V. r.: Bezirksheimatpfleger Dr. Clemens Knobling, Bezirkstagspräsident Dr. Olaf Heinrich, Anette Röhr, Projektleiterin der Artothek, Bezirkstagsvizepräsident Dr. Thomas Pröckl, Carolin Ahrendt, Vorsitzende der Dr. Franz und Astrid Ritter-Stiftung, Dr. Maximilian Seefelder, ehemaliger Bezirksheimatpfleger, Pfarrer Hermann Eckl, Pfarrerin Katrin Großmann-Bornhard, und Prof. Johannes Hamann, Ärztlicher Direktor Bezirksklinikum Mainkofen
Besonders gefreut habe den Bezirkstagsvizepräsidenten Dr. Pröckl die zügige Umsetzung. Nach der Idee im Jahr 2019 folgten zahlreiche Gespräche mit Institutionen und Akteuren. Der Kultur-, Jugend- und Sportausschuss habe dann einstimmig die Umsetzung der Artothek empfohlen, im Jahr 2022 stimmte der Bezirksausschuss für die Umsetzung. „Im Frühjahr 2023 konnten die Sanierungsarbeiten des denkmalgeschützten Hauses D2 auf dem Gelände des Bezirksklinikums beginnen.“ Parallel zu den Bauarbeiten und zur logistischen Einrichtung der Räume sei zudem der vorhandene Kunstbestand des Bezirks Niederbayern ertüchtigt worden. Und nun, im Herbst 2024: die Eröffnung der Artothek. „Jetzt ist die kunstinteressierte Öffentlichkeit am Zug, regen Gebrauch davon zu machen“, so Dr. Pröckl.

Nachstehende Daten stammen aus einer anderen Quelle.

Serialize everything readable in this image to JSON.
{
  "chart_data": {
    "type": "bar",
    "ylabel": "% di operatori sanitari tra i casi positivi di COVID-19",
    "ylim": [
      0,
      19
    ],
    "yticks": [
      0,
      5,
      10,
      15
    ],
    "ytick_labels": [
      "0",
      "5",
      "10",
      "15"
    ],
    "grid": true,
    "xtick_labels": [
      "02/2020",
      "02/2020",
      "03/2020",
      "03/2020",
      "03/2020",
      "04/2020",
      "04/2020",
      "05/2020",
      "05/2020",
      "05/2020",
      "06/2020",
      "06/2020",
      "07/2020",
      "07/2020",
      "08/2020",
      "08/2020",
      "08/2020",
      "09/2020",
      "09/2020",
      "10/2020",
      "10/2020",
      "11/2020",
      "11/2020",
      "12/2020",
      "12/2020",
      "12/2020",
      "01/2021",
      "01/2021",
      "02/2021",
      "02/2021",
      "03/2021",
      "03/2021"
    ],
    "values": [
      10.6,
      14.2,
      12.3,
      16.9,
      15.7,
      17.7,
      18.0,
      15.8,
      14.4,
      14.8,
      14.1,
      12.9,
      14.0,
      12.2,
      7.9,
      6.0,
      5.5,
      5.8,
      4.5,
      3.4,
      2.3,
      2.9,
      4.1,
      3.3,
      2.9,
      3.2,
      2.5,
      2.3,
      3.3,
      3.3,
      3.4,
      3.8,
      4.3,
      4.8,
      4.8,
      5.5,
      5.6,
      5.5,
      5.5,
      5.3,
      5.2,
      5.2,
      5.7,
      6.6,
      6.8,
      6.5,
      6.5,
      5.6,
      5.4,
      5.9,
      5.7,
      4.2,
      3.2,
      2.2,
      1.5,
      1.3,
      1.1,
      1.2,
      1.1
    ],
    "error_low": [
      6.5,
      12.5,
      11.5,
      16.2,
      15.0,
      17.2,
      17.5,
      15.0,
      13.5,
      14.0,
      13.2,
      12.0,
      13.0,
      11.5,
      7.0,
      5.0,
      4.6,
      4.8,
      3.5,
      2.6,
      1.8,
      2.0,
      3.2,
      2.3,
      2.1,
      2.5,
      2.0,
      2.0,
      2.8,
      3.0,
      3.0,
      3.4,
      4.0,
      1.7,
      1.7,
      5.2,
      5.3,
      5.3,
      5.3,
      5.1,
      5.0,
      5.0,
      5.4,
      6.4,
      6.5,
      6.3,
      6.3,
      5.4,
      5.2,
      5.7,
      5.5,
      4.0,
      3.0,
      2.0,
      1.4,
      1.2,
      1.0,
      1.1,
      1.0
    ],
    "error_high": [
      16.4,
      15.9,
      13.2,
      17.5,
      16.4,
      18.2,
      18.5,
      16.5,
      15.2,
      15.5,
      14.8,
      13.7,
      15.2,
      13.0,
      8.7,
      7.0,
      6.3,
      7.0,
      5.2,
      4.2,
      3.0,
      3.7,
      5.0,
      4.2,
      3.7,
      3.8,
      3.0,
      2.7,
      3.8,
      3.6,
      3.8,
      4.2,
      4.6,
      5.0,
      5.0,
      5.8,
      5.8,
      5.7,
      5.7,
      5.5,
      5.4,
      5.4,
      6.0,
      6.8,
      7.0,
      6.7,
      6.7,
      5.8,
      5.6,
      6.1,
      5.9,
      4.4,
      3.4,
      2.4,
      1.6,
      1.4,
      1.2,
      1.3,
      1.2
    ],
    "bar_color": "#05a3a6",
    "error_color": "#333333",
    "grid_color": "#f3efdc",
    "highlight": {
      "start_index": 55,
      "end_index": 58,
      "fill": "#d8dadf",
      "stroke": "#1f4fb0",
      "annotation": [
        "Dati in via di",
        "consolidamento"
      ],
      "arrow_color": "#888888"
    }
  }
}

Bezirkstagspräsident Dr. Olaf Heinrich bezeichnete die neue Artothek in seinem Grußwort als „besonderen Kulturort in unserem Bezirk“. Es sei eine Pflichtaufgabe des Bezirks, Einrichtungen zu schaffen, die dem kulturellen Wohl der Bevölkerung dienen. „Die Artothek erfüllt diesen Auftrag, indem sie Kultur direkt zu den Menschen bringt und die regionale Kunstszene durch kontinuierliche Kunstankäufe fördert.“ Besonders hervor hob der Bezirkstagspräsident das Engagement des Bezirkstagsvizepräsidenten Dr. Pröckl, der zusammen mit Max Seefelder und Annette Röhr viel Herzblut in dieses Projekt gesteckt habe. Dr. Heinrich weiter: „Dieser Kulturort steht allen Menschen Niederbayerns offen und schafft auch für die Patienten, Besucher und Mitarbeitenden des Bezirksklinikums ein bereicherndes Angebot. Wir freuen uns darauf, diesen besonderen Ort mit Leben zu füllen.“
Als Vertreter des Bezirksklinikums Mainkofen sagte der Ärztliche Direktor, Prof. Dr. Johannes Hamann: „Wir wollen das Bezirksklinikum Mainkofen nach außen öffnen und die Öffentlichkeit über unsere wichtige Arbeit mit Menschen mit psychischen Problemen aufklären. Wir freuen uns deshalb, dass sich der Bezirk Niederbayern dazu entschieden hat, seine neue Artothek auf dem Klinikgelände zu eröffnen.“ Das sei ein tolles Projekt, bei dem Interessierten ein niedrigschwelliger Zugang zu hochwertiger Kunst ermöglicht wird. „Wann immer sich nun Menschen Kunst ausleihen, erhalten sie gleichzeitig einen kleinen Einblick in unser Klinikgelände. Das freut uns.“
Auch Carolin Ahrendt von der Dr. Franz und Astrid Ritter-Stiftung zeigte sich in ihrem Grußwort erfreut über Öffnung hochwertiger Kunst gegenüber einer breiten Öffentlichkeit: „Damit kommt, neben der Sammlung des Bezirks, auch unsere Sammlung Ritter-Stiftung jetzt tatsächlich unter die Menschen, statt nur eingelagert zu sein. Die Menschen bekommen einen wirklich unmittelbaren Zugang zur Kunst.“ Ein besonders „i-Tüpfelchen“ sei, dass die Artothek in dem Jahr eröffnet, in dem die Ritter-Stiftung ihr 20-jähriges Bestehen feiere. „Das finde ich großartig“, so Ahrendt.